The next task was to find consensus with around 175 tired and irritable students. The negotiating committee began presenting their agreement to the rest of the students at about 11:00 PM. Some of the negotiating team argued that they would risk arrest if they held out much longer and risked losing their hard-fought gains. Other students were dissatisfied and felt more could be won by holding out against the Administrations threats of arrest because the obviously swelling movement outside was strengthening their position as occupiers. However, the majority were reasonably satisfied.
Saturday
At 10:00 AM the negotiating team was checking some agreements for wording and going to the table for another attempt to secure something besides another useless administrative "task force" on childcare issues.
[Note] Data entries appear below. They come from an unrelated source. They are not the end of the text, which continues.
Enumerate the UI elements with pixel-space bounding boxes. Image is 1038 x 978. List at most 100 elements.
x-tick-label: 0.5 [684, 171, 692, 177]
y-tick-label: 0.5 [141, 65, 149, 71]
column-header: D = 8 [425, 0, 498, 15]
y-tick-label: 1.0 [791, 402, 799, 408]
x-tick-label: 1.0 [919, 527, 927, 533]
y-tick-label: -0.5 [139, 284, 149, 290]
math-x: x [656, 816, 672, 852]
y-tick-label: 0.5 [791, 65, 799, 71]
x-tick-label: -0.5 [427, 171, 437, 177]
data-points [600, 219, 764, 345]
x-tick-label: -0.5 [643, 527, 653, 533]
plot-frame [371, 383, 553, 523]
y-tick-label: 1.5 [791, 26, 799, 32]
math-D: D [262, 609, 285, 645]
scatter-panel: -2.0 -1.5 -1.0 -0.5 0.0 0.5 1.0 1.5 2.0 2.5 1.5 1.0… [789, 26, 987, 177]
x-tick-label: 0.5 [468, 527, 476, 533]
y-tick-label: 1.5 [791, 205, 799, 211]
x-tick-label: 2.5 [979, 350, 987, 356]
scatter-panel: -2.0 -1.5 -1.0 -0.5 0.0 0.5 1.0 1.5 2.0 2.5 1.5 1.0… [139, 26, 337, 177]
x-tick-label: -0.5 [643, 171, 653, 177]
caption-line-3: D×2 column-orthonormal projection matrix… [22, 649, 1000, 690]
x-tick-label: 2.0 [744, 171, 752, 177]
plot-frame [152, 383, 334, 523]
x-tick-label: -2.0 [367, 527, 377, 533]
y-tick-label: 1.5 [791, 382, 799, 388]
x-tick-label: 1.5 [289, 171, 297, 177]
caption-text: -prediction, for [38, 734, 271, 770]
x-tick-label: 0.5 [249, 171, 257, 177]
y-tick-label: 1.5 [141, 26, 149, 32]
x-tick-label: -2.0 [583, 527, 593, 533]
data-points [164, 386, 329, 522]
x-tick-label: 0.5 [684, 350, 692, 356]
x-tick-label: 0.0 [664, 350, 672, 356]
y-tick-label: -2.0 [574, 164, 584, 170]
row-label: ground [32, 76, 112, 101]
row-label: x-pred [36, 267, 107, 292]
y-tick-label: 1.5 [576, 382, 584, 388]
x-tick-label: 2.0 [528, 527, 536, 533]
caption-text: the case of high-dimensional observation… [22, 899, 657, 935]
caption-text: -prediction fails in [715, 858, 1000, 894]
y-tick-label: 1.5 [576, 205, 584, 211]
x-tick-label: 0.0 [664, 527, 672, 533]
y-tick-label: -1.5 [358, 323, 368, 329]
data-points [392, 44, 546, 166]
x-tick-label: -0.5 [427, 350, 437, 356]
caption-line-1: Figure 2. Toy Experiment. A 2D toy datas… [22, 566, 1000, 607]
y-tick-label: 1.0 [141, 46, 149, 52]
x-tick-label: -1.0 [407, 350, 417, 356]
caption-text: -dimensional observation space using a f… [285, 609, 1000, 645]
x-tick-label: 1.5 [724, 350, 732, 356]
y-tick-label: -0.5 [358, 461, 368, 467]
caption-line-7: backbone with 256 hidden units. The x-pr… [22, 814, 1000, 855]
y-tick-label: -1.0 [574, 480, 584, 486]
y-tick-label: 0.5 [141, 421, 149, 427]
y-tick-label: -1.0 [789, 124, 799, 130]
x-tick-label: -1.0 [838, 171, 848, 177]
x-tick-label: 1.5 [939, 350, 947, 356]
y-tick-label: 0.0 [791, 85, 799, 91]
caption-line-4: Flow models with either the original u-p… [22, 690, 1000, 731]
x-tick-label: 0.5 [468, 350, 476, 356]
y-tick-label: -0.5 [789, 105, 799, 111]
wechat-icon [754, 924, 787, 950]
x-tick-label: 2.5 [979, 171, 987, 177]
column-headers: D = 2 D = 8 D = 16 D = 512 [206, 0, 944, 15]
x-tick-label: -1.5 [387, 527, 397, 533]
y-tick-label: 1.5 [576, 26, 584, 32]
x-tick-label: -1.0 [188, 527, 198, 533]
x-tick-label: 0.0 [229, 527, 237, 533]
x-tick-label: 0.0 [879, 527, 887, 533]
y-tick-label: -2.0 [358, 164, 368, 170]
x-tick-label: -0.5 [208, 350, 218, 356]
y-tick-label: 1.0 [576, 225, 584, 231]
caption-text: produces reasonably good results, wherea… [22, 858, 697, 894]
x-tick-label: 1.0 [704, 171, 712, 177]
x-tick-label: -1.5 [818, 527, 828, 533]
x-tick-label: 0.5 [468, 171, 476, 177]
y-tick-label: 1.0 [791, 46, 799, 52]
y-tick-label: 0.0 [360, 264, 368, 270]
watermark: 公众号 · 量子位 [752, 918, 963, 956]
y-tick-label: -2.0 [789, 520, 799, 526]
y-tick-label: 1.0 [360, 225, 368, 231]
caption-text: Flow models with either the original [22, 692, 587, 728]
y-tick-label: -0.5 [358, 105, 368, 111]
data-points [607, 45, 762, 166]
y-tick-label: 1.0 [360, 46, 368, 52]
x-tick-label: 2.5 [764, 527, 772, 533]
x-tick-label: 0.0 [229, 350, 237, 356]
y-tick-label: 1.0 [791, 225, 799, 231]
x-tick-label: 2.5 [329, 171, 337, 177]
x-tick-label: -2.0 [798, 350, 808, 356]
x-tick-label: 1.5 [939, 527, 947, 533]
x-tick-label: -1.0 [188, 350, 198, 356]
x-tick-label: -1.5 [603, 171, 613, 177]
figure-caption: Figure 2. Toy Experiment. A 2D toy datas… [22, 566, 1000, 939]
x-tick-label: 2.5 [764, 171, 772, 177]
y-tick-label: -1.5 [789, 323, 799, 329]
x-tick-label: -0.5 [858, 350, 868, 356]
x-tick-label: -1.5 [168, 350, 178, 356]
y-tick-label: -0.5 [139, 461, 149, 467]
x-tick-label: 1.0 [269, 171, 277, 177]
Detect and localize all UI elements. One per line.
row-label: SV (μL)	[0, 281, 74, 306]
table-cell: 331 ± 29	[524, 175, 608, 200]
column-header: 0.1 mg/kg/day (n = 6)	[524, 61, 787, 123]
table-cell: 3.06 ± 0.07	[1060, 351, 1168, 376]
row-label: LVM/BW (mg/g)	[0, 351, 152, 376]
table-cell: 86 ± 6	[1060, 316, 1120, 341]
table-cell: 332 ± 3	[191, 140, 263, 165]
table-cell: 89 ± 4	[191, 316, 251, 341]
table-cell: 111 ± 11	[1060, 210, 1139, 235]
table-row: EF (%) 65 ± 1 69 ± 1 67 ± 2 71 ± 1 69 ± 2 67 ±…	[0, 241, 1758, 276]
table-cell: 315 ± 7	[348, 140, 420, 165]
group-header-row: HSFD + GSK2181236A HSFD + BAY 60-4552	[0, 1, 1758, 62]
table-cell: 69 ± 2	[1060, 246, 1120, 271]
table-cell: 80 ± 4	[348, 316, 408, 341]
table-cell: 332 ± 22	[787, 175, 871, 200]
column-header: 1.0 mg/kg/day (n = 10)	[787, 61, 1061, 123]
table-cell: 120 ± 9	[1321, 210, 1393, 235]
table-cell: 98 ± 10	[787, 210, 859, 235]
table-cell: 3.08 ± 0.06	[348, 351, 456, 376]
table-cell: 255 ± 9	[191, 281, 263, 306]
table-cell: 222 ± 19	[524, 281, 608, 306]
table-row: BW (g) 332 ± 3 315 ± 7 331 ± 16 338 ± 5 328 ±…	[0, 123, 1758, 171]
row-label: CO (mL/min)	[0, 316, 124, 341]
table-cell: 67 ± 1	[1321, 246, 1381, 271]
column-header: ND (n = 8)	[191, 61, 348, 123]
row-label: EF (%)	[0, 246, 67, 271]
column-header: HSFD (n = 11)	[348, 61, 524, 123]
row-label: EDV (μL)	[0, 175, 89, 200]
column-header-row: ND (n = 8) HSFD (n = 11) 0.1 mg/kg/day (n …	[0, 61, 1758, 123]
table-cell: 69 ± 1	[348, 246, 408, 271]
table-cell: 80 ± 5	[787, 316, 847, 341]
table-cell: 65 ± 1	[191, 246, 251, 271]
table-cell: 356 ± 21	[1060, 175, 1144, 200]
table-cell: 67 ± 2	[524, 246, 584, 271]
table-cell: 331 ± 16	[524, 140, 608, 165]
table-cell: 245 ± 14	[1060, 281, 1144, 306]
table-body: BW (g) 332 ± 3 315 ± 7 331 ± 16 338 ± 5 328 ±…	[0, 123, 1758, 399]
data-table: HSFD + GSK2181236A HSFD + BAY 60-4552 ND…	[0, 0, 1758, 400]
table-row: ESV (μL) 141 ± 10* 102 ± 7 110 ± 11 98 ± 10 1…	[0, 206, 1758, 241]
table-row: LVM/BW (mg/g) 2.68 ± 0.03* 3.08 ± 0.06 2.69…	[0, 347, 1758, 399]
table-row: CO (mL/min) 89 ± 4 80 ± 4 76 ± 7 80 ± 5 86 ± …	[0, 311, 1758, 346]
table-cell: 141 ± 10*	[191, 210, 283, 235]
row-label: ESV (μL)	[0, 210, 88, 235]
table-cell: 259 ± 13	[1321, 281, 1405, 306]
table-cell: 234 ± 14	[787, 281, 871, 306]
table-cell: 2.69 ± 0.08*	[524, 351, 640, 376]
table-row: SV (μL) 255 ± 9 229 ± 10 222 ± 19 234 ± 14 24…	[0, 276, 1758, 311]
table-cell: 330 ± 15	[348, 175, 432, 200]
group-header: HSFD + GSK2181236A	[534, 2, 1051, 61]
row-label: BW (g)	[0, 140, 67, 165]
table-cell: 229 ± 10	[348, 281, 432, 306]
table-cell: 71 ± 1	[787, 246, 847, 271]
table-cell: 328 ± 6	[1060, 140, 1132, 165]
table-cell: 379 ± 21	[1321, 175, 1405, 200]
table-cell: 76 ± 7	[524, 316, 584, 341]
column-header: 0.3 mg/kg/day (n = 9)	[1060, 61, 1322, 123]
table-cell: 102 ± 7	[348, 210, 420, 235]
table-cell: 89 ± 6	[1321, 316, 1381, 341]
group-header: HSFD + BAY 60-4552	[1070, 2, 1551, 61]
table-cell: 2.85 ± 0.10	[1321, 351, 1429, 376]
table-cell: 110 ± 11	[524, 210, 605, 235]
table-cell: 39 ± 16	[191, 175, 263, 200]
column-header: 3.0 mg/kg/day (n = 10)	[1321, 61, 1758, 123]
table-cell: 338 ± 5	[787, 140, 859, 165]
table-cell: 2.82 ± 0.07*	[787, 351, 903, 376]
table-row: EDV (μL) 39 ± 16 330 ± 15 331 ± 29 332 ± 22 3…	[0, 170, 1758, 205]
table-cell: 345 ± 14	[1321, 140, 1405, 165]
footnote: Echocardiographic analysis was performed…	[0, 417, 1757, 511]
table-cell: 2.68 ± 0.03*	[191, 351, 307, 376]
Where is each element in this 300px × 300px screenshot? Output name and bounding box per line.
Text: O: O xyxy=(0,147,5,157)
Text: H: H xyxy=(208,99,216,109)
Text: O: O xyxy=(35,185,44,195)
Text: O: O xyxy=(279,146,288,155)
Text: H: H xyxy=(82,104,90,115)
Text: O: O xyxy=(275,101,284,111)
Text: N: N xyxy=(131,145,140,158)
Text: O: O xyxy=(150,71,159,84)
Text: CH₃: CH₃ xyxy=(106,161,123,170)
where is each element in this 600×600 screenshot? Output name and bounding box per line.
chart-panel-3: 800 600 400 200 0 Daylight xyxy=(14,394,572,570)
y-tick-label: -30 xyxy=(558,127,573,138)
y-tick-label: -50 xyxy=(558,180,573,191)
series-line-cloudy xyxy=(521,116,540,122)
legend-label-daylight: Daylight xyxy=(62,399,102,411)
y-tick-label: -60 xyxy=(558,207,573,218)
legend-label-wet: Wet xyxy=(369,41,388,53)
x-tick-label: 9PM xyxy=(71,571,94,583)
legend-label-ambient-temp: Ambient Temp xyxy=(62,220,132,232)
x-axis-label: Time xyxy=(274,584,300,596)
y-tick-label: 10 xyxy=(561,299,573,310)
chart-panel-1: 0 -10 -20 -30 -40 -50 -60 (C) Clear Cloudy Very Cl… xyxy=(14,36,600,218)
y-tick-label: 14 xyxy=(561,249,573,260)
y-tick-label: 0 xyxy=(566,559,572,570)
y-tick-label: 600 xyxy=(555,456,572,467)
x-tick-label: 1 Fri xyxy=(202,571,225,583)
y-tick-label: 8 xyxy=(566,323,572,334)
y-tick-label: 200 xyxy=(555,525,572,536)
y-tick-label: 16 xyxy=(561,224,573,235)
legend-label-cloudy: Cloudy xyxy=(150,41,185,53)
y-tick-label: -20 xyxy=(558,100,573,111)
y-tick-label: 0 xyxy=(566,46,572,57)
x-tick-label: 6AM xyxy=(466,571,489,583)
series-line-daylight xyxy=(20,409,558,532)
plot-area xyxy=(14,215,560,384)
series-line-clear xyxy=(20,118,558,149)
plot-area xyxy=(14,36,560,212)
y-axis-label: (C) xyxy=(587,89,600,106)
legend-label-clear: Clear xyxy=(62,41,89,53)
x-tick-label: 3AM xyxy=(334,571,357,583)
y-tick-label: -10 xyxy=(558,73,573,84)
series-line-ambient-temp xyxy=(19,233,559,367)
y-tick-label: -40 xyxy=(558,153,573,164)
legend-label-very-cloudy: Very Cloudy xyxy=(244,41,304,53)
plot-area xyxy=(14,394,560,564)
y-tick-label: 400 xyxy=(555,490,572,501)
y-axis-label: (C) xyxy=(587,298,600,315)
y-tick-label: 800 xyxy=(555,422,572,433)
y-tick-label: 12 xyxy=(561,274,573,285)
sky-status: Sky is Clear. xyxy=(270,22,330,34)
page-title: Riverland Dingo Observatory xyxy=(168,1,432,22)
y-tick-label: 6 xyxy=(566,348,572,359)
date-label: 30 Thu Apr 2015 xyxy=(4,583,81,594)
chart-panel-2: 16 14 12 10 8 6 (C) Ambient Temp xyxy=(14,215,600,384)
While word had gotten out that the students were to walk out at 11 and a crowd gathered outside the building to greet them, the controversy regarding childcare demands held things up. Many of the occupiers demands reflected those currently on the table between the administration and the Grad Employees Organization (GEO) and the Administration had said it was illegal to bargain in this forum for that reason (of course, later GEO would be told by the duplicitous Administration that it could not bargain for childcare because the Goodell occupiers had been negotiating for it). Dissent split the ranks, as some were angered by this "mistake," others were angered by what was perceived as a fold on childcare issues.
Still, a remarkable display of unity greeted returning administration negotiators. While the Goodell occupation did not mark a momentous victory for advocates of affordable childcare, the show of solidarity behind the issue proved that the occupation was only a beginning in the fight.
Because of the delays and the general fatigue, the students did not leave the building until 2:30 PM. Most had spent 125 hours inside, but they emerged to a joyous crowd outside. Some occupiers were dancing, some raising their fists in the air, some hugging everyone in sight, while others were crying or blinking like theyd been lost in a cave for the past few days.
Aftermath
Since the Goodell occupation, many have found the UMass, Amherst campus to be a more enlightened and purposeful place. Alliances forged over the week have remained and solidified. The Administration had made an agreement with a much smaller group of ALANA protesters in 1992 and that was allowed to slip. In 1997, with almost every student group that ever gave a thought to social justice in the Five College area involved, the movement has taken on a life of its own. Activism has become infectious, as students found that they have sustaining power in themselves and in each other. ALANA students and their myriad of allies are determined that 1997 agreements will be implemented.
A sign greeting students as they have come back to school after spring break read, "The Goodell occupation is over, but we still occupy this campus!"
Dickie Wallace is a graduate student and graduate employee in the Anthropology Department at UMass, Amherst.